Remember when the Court said that? You don't, actually, because that quotation is from United States v. Harris, 106 U.S. 629 (1883). The facts of the case are instructive.
Harris led an armed lynch mob into a Tennessee jail and captured four black prisoners. One of the prisoners died. The United States government brought criminal charges against Sheriff Harris and others under Section 2 of the Force Act of 1871. This act made it a crime for two or more persons to conspire for the purpose of depriving anyone of the equal protection of the laws. The Court held that The Force Act was unconstitutional. The Fourteenth Amendment only authorized Congress to take remedial steps against state action that violated the amendment. The Amendment applied only to acts of the states, not to acts of individuals.

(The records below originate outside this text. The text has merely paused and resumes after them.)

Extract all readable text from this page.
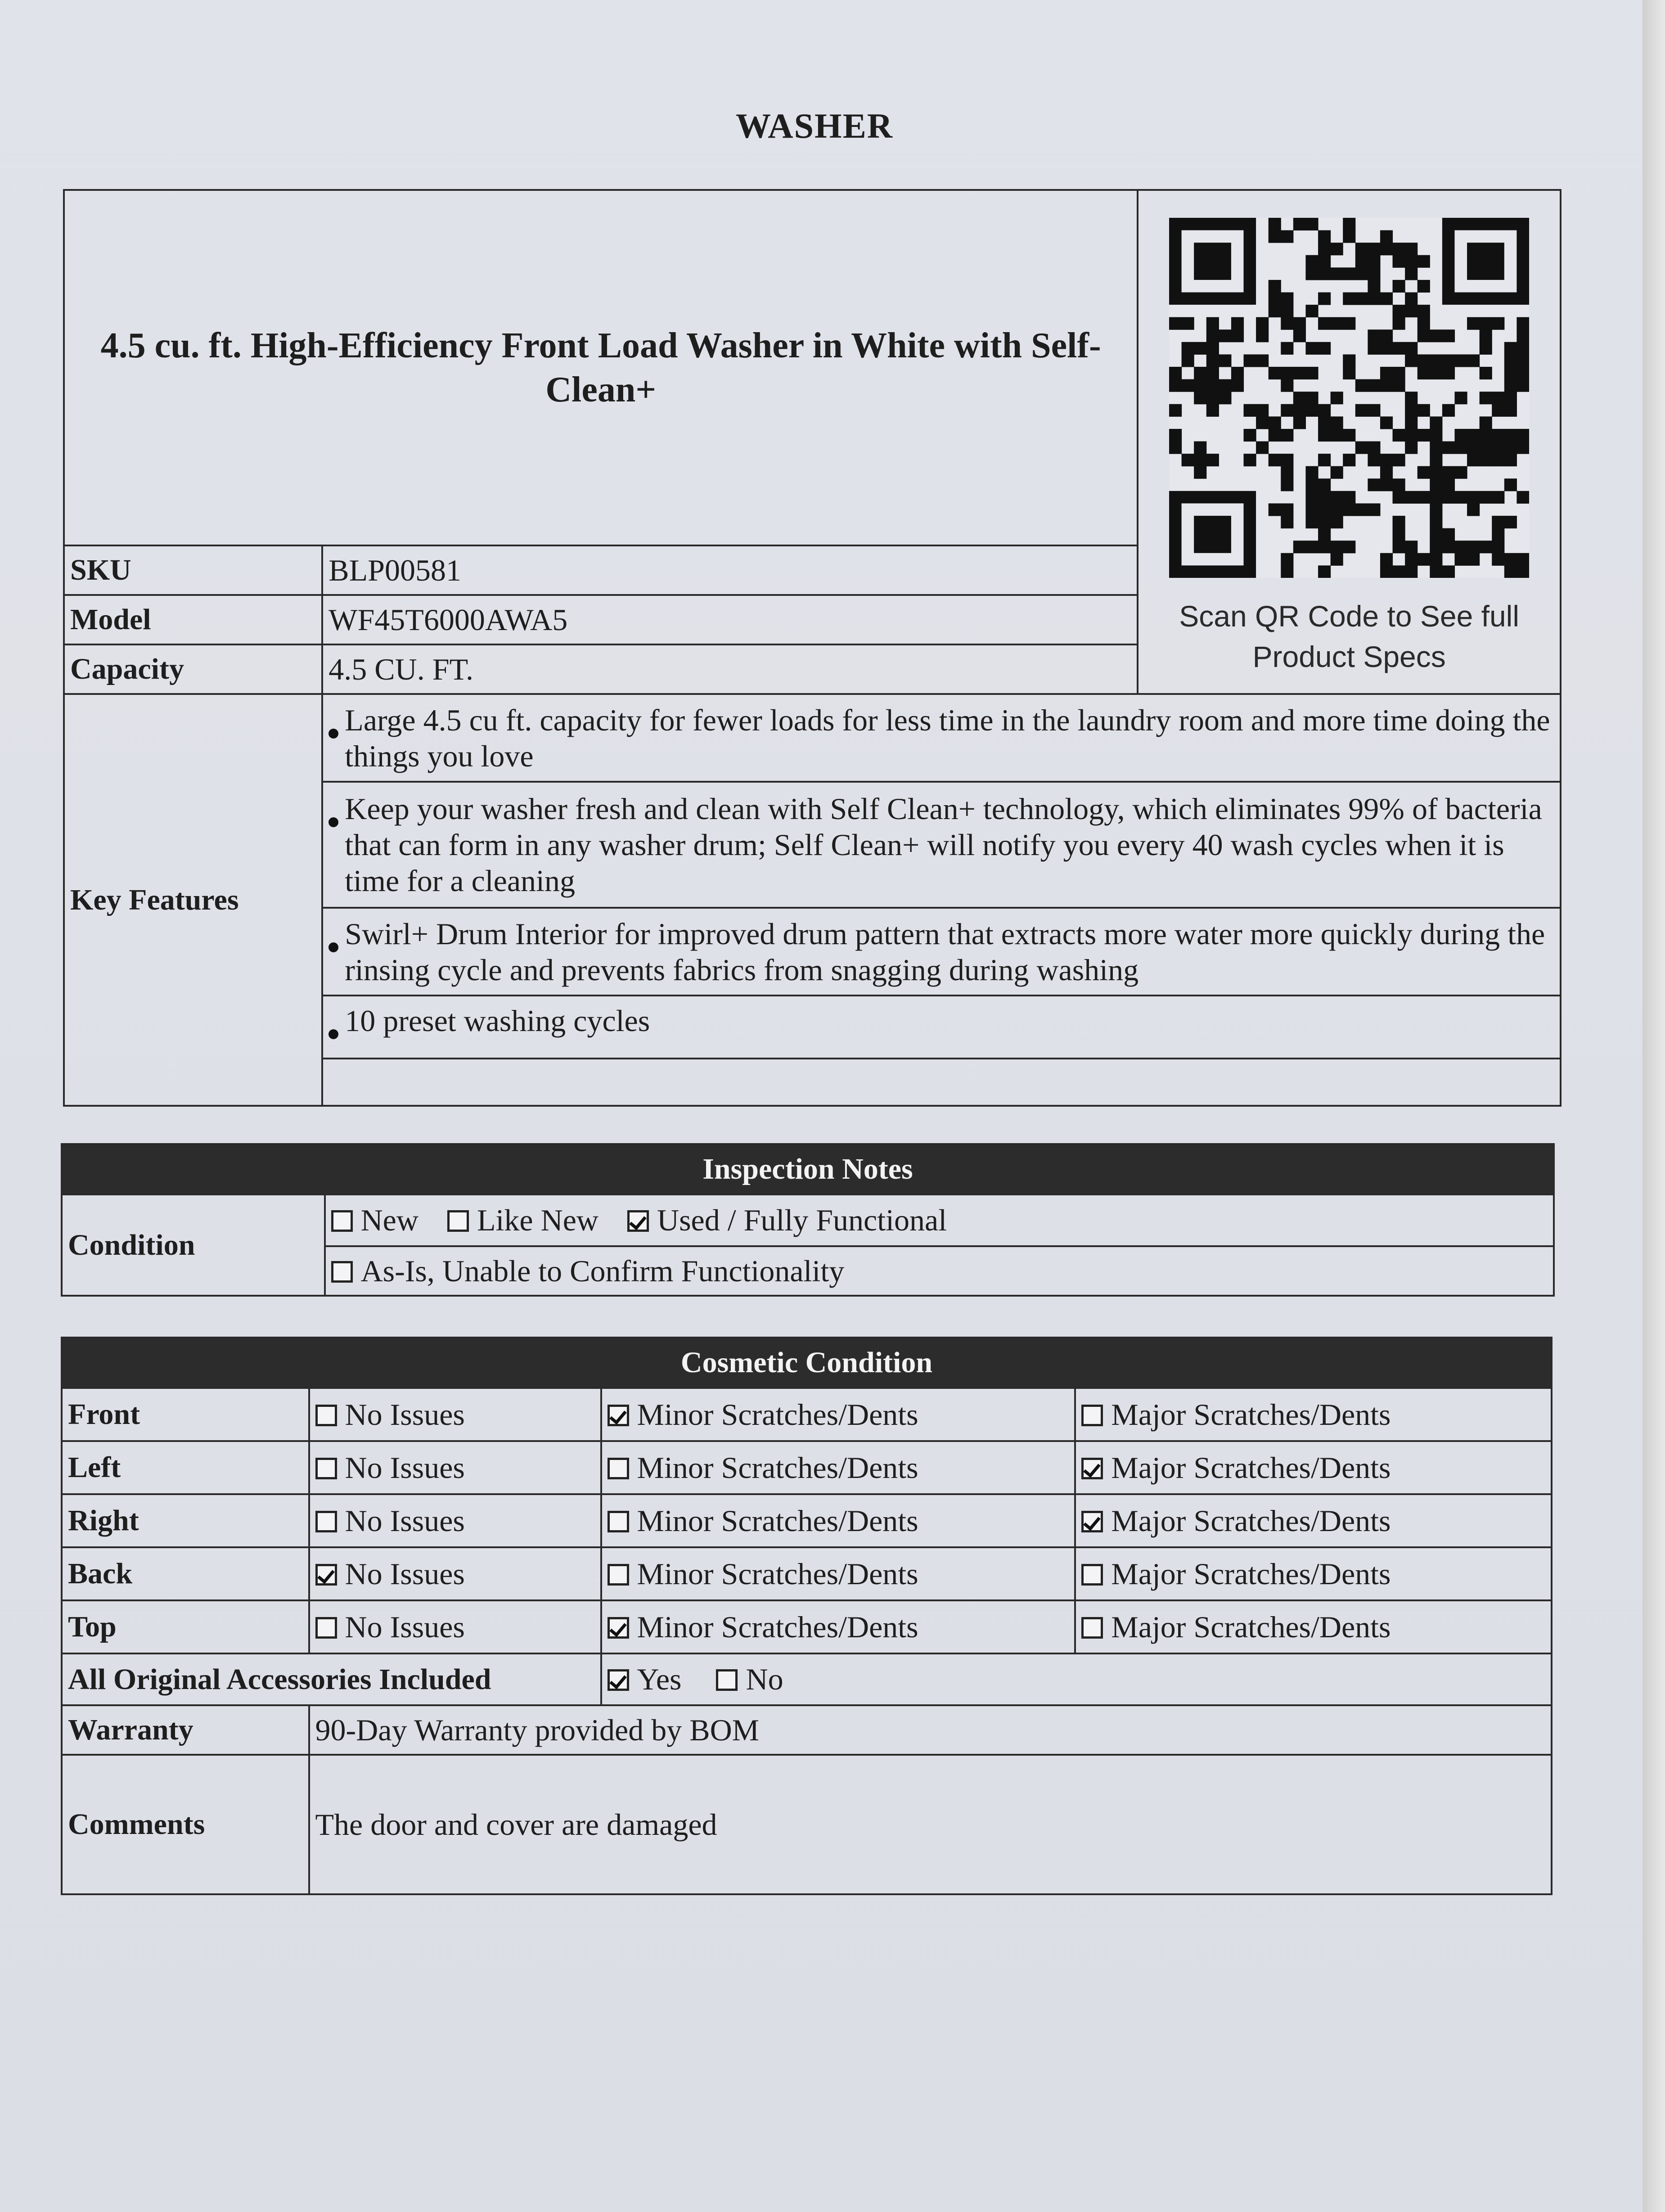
WASHER
4.5 cu. ft. High-Efficiency Front Load Washer in White with Self-Clean+		Scan QR Code to See full Product Specs

SKU	BLP00581	
Model	WF45T6000AWA5	
Capacity	4.5 CU. FT.	
Key Features	Large 4.5 cu ft. capacity for fewer loads for less time in the laundry room and more time doing the things you love	

	Keep your washer fresh and clean with Self Clean+ technology, which eliminates 99% of bacteria that can form in any washer drum; Self Clean+ will notify you every 40 wash cycles when it is time for a cleaning	

	Swirl+ Drum Interior for improved drum pattern that extracts more water more quickly during the rinsing cycle and prevents fabrics from snagging during washing	

	10 preset washing cycles	

Inspection Notes
Condition	New Like New Used / Fully Functional
As-Is, Unable to Confirm Functionality
Cosmetic Condition			
Front	No Issues	Minor Scratches/Dents	Major Scratches/Dents
Left	No Issues	Minor Scratches/Dents	Major Scratches/Dents
Right	No Issues	Minor Scratches/Dents	Major Scratches/Dents
Back	No Issues	Minor Scratches/Dents	Major Scratches/Dents
Top	No Issues	Minor Scratches/Dents	Major Scratches/Dents
All Original Accessories Included		Yes No	
Warranty	90-Day Warranty provided by BOM		
Comments	The door and cover are damaged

So in spite of the terrible conditions for African Americans in the South, the Court saw no need for beneficient legislation, legislation which made Blacks, in the view of the majority, special favorites of the law.
The point, I think, is obvious. No matter what the reality, no matter what the facts are, there a lot of Americans who simply cannot or will not accept the fact that it takes more than a few years and a few laws to cancel out the effects of centuries of oppression.
One of those blind Americans is the current Chief Justice of the United States, John Roberts. In Community Schools v. Seattle School District No. 1, 551 U.S. 701 (2007)Roberts said taking race into account, even for the purpose of preserving the hard-won gains of school integration in districts with a history of entrenched segregation, was unconstitutional. “The way to stop discrimination on the basis of race,” he famously declared, “is to stop discriminating on the basis of race.” (taken from an editorial in the NY Times by Linda Greenhouse)
I'm not saying that conditions in 2012 have not improved since 1883. I do think, however, that while the first enslaved Africans came to this country in 1619, it's only 47 years since the effective date of the Civil Rights Act, and the passage of the Voting Rights Act. Systemic, structural discrimination, moreover, did not disappear overnight in 1965. So before we decide, as Chief Justice Roberts and my poker buddy have, that affirmative action is a regrettable anachronism, maybe we ought to take another look at the society in which we live.
So how did I respond to my poker table colleague? I simply agreed. I told him he was exactly right to wish, as he obviously did, that he was Black and that his children were Black, because Blacks have it so much better in America than Whites. Strangely, he changed the subject.